ブナコの製造工場。さまざまな形状に加工できるデザイン性の高さもブナコの特長の一つだ=10月3日、弘前市

蓄積量日本一を誇る青森県のブナ。テープ状に加工したブナ材を何重にも巻き付けた後、食器などに成形するのが県独自の木工品「ブナコ」だ。1956年、県工業試験場(現・県産業技術センター弘前地域研究所)が考案した技術が60年後の今、世界のインテリア関係者から注目される存在になっている。

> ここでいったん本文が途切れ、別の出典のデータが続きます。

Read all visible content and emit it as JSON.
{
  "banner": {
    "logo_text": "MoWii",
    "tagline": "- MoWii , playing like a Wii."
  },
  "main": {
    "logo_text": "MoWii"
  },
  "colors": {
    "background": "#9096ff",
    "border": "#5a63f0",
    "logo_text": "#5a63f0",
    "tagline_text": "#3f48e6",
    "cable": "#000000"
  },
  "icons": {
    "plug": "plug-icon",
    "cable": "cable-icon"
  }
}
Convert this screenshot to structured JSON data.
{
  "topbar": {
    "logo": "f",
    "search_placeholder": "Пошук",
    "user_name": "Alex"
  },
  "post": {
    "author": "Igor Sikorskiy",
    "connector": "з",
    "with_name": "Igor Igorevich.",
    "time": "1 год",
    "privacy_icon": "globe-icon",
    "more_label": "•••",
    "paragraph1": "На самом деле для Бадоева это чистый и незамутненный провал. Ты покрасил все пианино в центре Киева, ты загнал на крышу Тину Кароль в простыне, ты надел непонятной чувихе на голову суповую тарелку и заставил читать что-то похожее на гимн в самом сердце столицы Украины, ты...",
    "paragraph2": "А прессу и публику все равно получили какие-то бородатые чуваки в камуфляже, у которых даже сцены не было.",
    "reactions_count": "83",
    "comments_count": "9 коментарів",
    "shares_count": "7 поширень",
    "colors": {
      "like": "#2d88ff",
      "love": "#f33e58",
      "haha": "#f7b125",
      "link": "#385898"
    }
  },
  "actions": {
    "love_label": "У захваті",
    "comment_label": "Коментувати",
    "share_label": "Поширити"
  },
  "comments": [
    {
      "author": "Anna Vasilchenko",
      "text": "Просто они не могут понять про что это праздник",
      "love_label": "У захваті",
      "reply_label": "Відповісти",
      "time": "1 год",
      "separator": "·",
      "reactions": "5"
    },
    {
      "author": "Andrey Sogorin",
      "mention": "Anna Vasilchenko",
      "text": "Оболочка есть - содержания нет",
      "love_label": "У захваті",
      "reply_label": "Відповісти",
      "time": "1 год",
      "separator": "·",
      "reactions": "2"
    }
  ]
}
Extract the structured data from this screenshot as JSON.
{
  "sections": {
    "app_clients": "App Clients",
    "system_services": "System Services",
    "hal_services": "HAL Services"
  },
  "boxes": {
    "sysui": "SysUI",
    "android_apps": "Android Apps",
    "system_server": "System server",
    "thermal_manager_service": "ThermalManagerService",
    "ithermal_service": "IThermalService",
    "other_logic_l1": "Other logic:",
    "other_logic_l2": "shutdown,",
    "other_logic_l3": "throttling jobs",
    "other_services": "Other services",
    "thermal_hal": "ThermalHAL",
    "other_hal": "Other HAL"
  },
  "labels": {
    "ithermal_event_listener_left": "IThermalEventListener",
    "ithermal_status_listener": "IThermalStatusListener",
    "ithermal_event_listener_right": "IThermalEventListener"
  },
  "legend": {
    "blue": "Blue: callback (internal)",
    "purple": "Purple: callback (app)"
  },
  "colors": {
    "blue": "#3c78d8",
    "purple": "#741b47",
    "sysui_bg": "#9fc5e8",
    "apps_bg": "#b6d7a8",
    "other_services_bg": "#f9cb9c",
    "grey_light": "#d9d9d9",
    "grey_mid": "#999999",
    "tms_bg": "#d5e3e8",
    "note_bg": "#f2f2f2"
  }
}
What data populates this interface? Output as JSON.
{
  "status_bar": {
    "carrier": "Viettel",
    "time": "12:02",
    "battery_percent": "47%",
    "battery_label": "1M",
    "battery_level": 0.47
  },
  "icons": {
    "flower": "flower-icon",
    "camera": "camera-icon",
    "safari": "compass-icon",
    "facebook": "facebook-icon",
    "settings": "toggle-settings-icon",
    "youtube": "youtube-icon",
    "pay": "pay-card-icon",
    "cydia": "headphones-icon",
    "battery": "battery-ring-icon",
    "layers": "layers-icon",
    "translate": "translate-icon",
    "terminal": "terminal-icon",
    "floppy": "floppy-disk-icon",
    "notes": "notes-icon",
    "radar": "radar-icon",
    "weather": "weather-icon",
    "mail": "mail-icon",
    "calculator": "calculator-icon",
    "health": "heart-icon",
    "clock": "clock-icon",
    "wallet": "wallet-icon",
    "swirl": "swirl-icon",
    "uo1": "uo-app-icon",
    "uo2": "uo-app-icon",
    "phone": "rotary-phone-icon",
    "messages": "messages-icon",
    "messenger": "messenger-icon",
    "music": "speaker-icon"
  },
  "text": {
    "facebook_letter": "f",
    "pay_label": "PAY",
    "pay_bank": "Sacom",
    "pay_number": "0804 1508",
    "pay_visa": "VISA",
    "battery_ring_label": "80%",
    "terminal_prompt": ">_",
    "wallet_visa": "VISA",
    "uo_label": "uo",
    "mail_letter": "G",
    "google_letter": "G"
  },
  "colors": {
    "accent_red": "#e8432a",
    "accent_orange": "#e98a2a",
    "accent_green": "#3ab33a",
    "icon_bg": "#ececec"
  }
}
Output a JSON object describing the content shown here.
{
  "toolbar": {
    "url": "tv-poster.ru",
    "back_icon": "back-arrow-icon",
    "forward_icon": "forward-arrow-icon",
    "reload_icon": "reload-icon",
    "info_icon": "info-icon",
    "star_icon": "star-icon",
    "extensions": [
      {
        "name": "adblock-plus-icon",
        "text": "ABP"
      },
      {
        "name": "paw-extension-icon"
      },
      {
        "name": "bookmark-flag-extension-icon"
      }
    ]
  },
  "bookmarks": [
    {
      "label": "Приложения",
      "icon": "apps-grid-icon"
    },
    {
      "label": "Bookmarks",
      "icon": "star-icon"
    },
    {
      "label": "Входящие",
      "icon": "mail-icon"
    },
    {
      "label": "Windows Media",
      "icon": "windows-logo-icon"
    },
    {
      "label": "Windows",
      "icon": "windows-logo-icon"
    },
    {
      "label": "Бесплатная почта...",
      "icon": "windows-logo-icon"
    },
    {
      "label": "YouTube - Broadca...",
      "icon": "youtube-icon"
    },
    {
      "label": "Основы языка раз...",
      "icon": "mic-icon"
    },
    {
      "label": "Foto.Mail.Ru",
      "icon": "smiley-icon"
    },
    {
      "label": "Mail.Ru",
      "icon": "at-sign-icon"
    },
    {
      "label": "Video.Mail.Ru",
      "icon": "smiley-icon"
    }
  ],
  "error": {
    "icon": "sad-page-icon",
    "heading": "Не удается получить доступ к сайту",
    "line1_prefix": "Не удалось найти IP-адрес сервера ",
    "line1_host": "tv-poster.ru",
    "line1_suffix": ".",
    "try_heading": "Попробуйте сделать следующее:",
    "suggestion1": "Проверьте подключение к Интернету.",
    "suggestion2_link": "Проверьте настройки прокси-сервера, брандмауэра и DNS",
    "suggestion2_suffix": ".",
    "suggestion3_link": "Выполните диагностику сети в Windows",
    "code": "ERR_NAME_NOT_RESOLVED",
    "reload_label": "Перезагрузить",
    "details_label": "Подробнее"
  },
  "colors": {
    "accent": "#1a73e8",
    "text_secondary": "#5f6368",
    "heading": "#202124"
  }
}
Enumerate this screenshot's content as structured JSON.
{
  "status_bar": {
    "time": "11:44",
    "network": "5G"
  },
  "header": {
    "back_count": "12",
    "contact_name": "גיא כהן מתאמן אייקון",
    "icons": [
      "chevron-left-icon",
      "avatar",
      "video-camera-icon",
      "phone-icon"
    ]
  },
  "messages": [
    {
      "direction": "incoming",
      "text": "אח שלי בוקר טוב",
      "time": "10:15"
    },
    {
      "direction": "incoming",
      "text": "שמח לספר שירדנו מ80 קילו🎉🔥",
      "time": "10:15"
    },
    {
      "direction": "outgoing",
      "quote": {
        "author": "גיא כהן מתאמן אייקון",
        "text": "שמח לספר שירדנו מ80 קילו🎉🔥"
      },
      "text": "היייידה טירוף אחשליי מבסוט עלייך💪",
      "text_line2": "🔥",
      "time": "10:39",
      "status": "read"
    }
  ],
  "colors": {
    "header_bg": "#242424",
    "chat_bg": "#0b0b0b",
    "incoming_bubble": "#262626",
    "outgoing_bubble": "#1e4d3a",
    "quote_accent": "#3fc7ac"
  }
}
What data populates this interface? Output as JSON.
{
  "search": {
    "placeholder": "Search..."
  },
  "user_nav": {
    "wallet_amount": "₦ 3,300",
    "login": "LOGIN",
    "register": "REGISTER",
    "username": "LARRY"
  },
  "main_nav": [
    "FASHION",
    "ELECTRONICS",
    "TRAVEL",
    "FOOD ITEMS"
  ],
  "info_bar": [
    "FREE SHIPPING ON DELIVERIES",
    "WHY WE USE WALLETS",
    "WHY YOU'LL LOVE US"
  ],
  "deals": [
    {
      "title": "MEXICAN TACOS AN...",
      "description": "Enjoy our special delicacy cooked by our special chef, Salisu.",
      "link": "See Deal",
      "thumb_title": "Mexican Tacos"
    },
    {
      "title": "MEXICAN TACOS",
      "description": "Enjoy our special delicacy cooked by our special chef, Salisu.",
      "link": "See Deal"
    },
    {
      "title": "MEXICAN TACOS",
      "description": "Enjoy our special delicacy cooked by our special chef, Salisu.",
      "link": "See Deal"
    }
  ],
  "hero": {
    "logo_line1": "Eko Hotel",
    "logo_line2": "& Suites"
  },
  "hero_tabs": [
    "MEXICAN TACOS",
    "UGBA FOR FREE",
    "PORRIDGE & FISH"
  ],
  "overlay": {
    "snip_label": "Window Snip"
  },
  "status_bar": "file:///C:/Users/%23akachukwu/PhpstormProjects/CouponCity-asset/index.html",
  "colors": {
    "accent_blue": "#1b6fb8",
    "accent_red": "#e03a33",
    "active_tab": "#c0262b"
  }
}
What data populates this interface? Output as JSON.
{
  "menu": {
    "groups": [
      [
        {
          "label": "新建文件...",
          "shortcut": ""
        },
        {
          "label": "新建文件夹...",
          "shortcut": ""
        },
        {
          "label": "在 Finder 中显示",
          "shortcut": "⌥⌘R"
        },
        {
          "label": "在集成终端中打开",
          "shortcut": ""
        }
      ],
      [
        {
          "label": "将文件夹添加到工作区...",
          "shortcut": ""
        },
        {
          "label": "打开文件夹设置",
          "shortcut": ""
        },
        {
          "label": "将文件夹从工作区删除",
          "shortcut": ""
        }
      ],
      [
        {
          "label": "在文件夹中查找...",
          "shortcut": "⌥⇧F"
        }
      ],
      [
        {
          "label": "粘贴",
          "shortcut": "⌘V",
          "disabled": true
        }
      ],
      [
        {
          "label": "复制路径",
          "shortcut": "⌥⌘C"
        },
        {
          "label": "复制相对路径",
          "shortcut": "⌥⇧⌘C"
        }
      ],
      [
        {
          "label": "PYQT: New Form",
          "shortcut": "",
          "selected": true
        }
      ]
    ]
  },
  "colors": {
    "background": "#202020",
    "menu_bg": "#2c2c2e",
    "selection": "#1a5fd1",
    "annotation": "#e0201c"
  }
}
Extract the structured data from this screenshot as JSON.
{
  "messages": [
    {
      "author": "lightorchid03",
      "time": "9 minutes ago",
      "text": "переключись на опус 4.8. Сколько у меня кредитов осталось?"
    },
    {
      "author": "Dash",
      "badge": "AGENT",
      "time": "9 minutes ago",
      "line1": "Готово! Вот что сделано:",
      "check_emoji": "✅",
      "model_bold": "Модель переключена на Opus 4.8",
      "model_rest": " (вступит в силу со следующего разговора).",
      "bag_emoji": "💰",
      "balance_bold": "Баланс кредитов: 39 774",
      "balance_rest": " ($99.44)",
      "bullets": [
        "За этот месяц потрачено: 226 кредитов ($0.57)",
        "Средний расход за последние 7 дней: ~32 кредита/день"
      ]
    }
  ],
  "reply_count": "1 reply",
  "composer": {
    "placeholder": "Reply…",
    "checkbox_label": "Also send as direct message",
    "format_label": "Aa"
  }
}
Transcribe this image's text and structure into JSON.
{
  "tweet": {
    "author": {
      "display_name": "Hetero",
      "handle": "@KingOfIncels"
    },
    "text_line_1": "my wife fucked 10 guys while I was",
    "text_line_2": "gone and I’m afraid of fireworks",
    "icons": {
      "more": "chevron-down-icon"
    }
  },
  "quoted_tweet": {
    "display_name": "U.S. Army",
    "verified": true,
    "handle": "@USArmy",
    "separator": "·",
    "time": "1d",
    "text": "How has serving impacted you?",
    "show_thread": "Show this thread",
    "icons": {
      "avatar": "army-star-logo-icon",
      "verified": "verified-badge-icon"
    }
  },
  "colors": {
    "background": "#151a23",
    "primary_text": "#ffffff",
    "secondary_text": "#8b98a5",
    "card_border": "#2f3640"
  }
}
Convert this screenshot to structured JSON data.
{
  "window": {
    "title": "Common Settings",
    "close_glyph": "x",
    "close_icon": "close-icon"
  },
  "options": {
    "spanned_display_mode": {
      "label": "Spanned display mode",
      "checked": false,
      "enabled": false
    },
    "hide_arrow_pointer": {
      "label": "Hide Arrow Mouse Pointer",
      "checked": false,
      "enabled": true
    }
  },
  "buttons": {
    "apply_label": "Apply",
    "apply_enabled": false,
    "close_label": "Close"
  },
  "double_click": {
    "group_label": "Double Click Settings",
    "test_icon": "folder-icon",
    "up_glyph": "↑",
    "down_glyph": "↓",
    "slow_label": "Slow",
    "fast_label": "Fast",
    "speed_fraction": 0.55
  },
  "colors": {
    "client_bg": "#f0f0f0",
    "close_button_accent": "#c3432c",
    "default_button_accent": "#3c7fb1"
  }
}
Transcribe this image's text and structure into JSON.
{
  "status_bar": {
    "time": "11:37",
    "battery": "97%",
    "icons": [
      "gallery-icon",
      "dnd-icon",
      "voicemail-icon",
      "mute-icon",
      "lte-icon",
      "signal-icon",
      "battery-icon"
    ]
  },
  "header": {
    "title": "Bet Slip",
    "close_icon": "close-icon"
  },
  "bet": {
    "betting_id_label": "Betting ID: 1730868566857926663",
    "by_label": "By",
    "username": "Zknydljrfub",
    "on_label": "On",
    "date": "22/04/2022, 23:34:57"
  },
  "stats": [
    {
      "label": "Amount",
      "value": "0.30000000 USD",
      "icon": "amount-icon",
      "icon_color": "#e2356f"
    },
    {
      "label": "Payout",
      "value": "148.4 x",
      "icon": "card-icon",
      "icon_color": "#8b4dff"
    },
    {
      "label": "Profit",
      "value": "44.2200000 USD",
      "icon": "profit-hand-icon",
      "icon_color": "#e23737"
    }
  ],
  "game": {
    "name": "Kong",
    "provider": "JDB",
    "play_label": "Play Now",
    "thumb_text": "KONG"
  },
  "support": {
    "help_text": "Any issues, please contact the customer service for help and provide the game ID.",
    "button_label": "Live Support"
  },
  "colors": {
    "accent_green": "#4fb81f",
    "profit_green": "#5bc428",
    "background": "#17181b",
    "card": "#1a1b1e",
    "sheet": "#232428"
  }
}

ブナコを製造する弘前市の企業「ブナコ」は63年に設立。以降、お盆やボウルなどテーブルウエアの人気商品を次々と生み出し、デザインの美しさや木材を無駄なく使える製法が評価を得てきた。

だが98年ごろ、転機を迎える。倉田昌直社長(62)は「商品が売れなくなり、倒産も覚悟した。一度弱くなった市場を掘り起こすのは難しく、新たな市場に活路を見いだす必要があった」と振り返る。

そこで目を付けたのが照明器具だった。過去にブナコのランプシェードの製作依頼を受けたことにヒントを得た。インテリア分野に進出し、2009年からほぼ毎年、パリで開かれるインテリアの国際見本市「メゾン・エ・オブジェ」に出展。15年からは最高評価のデザインのみで構成される展示ゾーンでの単独出品が実現している。

その効果もあり、やわらかい光で周囲を照らすブナコランプは国内外で採用例が増えている。国内では高級ホテル「ザ・リッツ・カールトン京都」の客室に設置。今年7月にデビューしたJR五能線「リゾートしらかみ」の新型車両の客室や、JR仙台駅前に同月オープンした「仙台パルコ2」の店内でも使われている。

「東京を飛び越えてパリを目指したのは、ブランド力向上のため。まず海外で高い評価を得て、日本で認知度を上げる『黒船効果』を狙っている」と倉田社長は戦略を説明している。